Wayland is a boarding, coeducational, non-denominational, preparatory college campus for high school students. The four-story Wayland Hall, built in 1855, was the first building on campus and has undergone remodeling throughout its history. The current renovation is the most extensive, encompassing a total rebuilding of the interior, creating student and faculty housing which provides a shared private bathroom and shower located between two bedroom suites.
Prior to the start of construction, the Boldt team engaged in an extensive planning and design effort with the owner. The team spent almost two years pre-planning the project and engaged Boldt’s internal experts to work on the project planning, budget, layout and schedule. This collaborative effort provided verification to the owner that the project would indeed be able to be completed within six months and was critical in moving the project forward.
The main lobby was redesigned for guests and a quiet area where students could gather for studies or conversation. The adjacent TV rooms offer a separate area where students can gather for relaxation. Also adjacent is the staff office which provides reception and supervision.
Five Faculty Residences
The faculty residences include living, dining and kitchen space along with two bedrooms and a bathroom. Some of the brick walls remain exposed revealing the buildings historical structure.
Thirty-three Student Suites
The two–bed bedrooms share a toilet and shower room. The new furniture allows the students to configure their beds, dressers and desks into a variety of layouts that fit into the different room layouts.
The existing staircases and the fire escape were removed. The two new staircases in opposite corners of the building allow for greater life safety, daylight into the corridors and views of the campus from sitting alcoves. The removal of the center staircase also allowed two faculty residences to be centrally located and accessible from an additional private back stair. These renovations allowed student lounges and study areas on each floor.
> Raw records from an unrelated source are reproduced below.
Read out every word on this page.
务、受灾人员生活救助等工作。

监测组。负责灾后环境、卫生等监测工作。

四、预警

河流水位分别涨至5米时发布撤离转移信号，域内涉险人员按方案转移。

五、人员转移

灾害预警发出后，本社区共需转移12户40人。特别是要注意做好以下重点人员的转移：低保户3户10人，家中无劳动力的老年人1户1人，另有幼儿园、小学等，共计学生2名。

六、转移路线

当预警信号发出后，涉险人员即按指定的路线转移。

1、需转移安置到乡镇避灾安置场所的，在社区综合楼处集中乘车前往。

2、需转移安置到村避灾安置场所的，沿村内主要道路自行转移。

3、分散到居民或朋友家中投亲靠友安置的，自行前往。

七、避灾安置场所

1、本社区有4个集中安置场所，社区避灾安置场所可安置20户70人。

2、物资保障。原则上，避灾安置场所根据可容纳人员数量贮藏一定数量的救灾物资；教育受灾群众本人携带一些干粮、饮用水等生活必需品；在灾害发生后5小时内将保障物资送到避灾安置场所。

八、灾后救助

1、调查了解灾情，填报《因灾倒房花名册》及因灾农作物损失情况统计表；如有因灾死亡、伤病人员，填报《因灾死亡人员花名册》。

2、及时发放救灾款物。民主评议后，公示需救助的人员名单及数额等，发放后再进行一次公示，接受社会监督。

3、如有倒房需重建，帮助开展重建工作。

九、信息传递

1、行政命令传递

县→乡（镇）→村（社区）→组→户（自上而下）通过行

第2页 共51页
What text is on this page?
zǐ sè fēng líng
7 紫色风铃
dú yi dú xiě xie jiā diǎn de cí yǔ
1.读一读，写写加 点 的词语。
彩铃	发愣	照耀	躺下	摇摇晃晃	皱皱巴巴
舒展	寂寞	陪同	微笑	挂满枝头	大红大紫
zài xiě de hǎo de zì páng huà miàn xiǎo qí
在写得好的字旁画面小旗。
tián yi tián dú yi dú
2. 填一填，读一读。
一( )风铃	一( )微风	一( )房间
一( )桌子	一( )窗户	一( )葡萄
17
Laundry, Vending and Kitchenette
The laundry, vending and kitchenette are located in the garden level along with electrical and data closets. The existing garden level boiler room was renovated into a faculty living room and bedrooms.
The donor wall is a historical timeline for the 150 year old building, and is woven with the people who contributed their time and money to help recreate Wayland Hall for future generations.
Wayland Academy conducted massive fundraising efforts to raise funds for the renovation project and also received some in-kind donations. The project team needed to remain flexible in order to account for donated construction services and owner provided efforts.
Sustainable features of the project include:
Insulating the entire building with spray foam insulation and installing new energy efficient windows and doors to conserve heating
The double hung windows also allow for natural ventilation
The five faculty residences use energy efficient mini splits for air conditioning in summer months
New radiant in floor heat and energy efficient boilers also provide an energy efficient and comfortable living environment
New electrical lights and distribution system contribute to reduce electrical energy demand
New plumbing fixtures reduce the water consumption
Phase I included coordination with a student occupied building. Strict safety procedures were enforced to protect the students, visitors, campus personnel and construction workers.
Analysis, design and construction accommodated differing conditions discovered during demolition. Differing conditions included water and age damaged structural members, lack of footings and framing elements smaller than assumed during design. Leveling of floors that were four inches different from one end of the building to the other require unique solutions.
Project schedule- the scheduling and phasing was the most challenging aspect to this project as students remained in the north two thirds of the building during the first three months of construction. Phase I included complete demolition and partial remodel of the south one third of the building. Phase II included competing the south building remodel, demolition of the building’s north section and finishing the entire building remodeling.
Introducing current building codes to this 150 year old facility was a difficult challenge, but an important one. Many aspects of Wayland Hall were non-code compliant, along with many accessibility issues. A wide variety of these issues were resolved during the renovation project.